After a recent failed job interview, it happens--even for someone like me who never has a problem getting the next job, I've been refreshing my understanding of the basics. This is always one of the struggles of interviewing, when working day-to-day, year-to-year at a job, the "interview vocabulary" is not fresh in your mind. Even though you might be working with factories, types, and encapsulation on a regular basis, you aren't talking about it, you are doing it. One of the values I see in doing this blog, being more active on twitter, and hopefully finding other outlets like StackOverflow and local user groups, I can be more ready for ad hoc interviews, and not just the end of job interviews that I have to time to prep for.

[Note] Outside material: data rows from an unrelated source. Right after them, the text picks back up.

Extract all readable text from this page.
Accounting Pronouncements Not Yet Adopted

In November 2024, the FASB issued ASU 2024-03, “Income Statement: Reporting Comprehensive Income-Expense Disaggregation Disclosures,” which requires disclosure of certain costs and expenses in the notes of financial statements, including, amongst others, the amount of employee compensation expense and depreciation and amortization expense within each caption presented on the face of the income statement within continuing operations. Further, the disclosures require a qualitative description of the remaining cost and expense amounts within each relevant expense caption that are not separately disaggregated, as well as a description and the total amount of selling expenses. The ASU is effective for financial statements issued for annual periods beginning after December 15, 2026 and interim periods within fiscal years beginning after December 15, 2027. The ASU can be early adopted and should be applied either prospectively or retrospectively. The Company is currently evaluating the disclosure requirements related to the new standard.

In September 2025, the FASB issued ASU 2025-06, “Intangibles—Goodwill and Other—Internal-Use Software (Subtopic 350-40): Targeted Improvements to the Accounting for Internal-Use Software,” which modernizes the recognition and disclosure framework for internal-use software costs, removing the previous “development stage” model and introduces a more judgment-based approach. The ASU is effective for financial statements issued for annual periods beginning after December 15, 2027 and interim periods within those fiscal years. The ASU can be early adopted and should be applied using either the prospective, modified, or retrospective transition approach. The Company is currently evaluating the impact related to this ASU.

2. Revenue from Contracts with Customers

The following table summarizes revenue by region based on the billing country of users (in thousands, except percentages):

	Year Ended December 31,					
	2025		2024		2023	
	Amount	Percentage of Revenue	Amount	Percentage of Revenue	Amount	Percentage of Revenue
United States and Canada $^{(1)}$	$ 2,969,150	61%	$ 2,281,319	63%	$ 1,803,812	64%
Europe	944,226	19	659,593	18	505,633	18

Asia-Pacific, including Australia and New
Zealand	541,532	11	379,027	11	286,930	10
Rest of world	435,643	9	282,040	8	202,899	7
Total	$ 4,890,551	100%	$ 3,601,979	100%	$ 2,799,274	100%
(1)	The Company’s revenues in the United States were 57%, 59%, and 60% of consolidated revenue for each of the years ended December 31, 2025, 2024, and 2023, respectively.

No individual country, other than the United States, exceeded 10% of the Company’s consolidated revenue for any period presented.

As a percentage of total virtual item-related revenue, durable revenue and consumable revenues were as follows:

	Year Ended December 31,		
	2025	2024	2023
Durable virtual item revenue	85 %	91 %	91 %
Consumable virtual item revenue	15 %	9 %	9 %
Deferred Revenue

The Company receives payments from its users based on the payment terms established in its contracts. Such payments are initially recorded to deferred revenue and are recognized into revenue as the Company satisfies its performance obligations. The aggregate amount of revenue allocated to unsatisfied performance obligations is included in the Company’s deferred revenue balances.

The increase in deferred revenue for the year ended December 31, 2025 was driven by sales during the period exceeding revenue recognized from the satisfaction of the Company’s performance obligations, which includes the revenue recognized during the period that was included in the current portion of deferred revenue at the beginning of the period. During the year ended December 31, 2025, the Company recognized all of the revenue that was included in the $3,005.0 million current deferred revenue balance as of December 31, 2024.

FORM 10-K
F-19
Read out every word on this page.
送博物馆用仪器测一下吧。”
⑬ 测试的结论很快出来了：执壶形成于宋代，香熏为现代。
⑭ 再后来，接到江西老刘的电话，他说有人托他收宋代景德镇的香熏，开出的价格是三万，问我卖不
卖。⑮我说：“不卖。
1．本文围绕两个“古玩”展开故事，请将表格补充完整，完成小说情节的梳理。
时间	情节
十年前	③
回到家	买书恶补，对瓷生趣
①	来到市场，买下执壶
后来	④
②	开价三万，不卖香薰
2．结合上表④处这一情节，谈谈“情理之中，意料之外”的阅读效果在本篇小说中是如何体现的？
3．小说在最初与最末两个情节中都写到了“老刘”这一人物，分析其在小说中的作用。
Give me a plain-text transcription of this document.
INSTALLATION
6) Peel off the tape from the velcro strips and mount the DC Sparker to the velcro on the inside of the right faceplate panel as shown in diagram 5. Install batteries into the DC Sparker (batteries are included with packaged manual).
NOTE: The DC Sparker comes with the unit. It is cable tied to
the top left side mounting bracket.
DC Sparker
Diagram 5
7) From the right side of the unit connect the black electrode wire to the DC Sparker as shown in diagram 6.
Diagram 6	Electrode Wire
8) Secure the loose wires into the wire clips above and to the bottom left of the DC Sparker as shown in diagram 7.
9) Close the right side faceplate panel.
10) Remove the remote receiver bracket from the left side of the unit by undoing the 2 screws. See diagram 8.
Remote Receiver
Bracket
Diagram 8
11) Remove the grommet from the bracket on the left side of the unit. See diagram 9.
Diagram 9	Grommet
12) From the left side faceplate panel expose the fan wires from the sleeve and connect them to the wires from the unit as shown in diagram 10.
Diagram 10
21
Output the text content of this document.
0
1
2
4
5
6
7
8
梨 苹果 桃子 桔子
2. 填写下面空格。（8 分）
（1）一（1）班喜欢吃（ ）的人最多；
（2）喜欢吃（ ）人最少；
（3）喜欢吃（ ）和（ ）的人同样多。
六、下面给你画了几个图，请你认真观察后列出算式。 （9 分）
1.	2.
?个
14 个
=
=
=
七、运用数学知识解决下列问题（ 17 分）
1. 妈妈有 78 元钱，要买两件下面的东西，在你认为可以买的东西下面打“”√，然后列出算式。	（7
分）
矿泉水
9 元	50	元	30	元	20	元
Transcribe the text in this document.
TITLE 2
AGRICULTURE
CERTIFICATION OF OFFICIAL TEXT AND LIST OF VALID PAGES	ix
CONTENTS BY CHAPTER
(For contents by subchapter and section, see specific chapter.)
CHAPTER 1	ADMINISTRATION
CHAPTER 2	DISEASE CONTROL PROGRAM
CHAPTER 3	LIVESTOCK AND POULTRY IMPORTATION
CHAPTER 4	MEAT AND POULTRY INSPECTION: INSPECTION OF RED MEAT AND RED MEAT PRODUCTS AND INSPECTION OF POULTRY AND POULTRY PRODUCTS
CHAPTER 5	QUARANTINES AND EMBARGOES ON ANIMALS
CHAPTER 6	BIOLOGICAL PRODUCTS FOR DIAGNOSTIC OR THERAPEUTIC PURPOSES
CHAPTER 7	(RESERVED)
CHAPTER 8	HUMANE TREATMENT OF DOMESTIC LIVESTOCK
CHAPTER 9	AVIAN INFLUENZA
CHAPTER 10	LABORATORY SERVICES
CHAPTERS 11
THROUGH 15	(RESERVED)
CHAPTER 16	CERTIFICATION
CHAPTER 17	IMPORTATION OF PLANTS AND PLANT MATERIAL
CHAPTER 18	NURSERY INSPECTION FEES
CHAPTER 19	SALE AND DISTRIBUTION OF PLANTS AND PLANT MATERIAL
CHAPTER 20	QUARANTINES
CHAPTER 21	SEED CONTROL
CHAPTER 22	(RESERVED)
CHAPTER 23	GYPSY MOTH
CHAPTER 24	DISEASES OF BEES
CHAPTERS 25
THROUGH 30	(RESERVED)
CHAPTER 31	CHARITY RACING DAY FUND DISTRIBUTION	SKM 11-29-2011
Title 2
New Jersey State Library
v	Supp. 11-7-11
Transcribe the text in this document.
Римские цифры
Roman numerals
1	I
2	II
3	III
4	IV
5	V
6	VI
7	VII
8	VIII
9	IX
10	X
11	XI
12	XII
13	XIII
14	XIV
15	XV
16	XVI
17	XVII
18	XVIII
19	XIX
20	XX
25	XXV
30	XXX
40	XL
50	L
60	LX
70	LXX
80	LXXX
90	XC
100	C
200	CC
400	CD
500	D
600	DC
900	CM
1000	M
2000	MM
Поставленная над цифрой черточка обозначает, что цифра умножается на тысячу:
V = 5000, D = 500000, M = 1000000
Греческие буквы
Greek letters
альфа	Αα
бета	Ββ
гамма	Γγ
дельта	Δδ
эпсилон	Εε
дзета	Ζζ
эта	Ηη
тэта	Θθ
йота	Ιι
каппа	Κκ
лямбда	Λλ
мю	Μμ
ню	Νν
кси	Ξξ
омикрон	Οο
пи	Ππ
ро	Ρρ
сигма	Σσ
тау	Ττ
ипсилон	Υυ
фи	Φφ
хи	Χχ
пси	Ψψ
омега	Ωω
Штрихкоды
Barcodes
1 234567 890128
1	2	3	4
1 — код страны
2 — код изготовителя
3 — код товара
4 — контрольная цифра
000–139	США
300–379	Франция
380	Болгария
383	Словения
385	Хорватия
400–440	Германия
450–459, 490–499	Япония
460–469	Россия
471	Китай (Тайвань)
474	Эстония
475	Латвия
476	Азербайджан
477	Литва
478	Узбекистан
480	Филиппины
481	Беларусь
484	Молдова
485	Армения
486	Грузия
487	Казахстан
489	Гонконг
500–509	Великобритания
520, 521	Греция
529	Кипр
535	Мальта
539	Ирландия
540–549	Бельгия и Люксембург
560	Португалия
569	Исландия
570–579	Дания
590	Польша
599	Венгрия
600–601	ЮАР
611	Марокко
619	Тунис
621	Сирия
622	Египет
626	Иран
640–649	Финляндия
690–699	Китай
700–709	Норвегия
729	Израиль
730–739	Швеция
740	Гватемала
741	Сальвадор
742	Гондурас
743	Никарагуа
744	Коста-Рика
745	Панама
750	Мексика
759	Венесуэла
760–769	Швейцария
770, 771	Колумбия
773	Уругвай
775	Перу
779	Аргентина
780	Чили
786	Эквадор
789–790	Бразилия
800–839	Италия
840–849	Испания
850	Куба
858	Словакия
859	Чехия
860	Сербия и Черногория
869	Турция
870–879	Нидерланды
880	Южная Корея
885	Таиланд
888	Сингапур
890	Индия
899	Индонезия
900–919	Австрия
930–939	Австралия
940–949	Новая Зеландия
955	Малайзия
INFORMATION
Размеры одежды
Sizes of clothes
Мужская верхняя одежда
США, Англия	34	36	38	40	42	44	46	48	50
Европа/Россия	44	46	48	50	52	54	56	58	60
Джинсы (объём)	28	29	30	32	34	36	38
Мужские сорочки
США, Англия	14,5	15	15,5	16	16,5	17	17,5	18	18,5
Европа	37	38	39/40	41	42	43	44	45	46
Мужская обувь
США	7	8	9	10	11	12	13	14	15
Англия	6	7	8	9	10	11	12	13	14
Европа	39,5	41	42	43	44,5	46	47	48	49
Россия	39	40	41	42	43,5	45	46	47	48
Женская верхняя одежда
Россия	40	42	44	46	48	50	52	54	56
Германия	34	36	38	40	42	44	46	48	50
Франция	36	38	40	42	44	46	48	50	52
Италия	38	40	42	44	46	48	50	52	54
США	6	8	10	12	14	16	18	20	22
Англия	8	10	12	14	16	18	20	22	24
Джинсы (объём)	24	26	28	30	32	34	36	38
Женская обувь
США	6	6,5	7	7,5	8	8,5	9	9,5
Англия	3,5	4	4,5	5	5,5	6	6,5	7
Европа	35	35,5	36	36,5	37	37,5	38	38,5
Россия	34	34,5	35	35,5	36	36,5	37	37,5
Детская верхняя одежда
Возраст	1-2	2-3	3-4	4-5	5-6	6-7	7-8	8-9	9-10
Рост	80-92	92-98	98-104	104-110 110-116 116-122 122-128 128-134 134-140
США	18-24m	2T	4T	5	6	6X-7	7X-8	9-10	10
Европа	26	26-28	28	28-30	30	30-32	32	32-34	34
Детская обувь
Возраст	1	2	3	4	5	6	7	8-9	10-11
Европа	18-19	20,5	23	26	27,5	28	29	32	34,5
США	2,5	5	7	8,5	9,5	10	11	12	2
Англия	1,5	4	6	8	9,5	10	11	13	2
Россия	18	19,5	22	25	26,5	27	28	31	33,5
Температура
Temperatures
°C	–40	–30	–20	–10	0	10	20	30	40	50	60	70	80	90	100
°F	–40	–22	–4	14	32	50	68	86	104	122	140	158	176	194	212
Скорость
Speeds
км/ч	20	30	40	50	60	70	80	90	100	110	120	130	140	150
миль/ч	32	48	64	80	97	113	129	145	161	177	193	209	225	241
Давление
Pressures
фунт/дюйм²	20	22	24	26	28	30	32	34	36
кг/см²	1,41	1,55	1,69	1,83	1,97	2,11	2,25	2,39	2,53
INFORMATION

Now the actual feedback I received from the interviewers was not that I didn't ready have good answers to the technical questions, but that I was defensive about (or with) my answers. Unfortunately, given the situation, I was not able to get follow-up feedback on what that meant. So although I don't have details to report on this aspect yet, I do have a plan for working on my natural tendency of being defensive in stressful situations.
Rant: God, do I hate group interviews! As an introvert, give me eight one-on-one's in a row, take up four to five hours of my day, but do make me sit in a room with two managers, an architect, and three developers. Ugh! I've never gotten those jobs, but ALWAYS get the job where I do a series of one-on-one interviews.
One of the question and answers that stand out to me, was the one on the factory pattern. When asked about it, I basically gave that standard descriptor: the factory pattern is a construction, a creation, pattern. I went into little to no detail, and drew a blank after I said I used them on my latest project. After leaving the interview I remember the awesome factory I create for creating Excel Reports. <sigh>
We had a dozen different individual Excel reports that needed to be generated. All the reports had the same styles, header, and footer. But the data being displayed in each report was quite different. So I created a a shared interface and a factory for generating the different Excel reports.
What's interesting to me, and this was something I did based on my gut, and not a reasoned approach, is that after several refactorings I moved from the factory pattern to the facade pattern. It would be an interesting an assignment for myself to re-approach my Excel code and see if I would make the same decisions to move to the facade pattern. I know the primary thought I had when making the facade was that I did it during my last week on my job when my team members were on vacation. The choice I had was to make the code as readable as possible or to write documentation. I am a developer, so I of course chose rewriting my code. :-)
In an earlier post, I recommend Derek Banas' YouTube series on Design Patterns. Based on what I just wrote I am going to re-watch Derek's videos on the factory pattern and the facade pattern.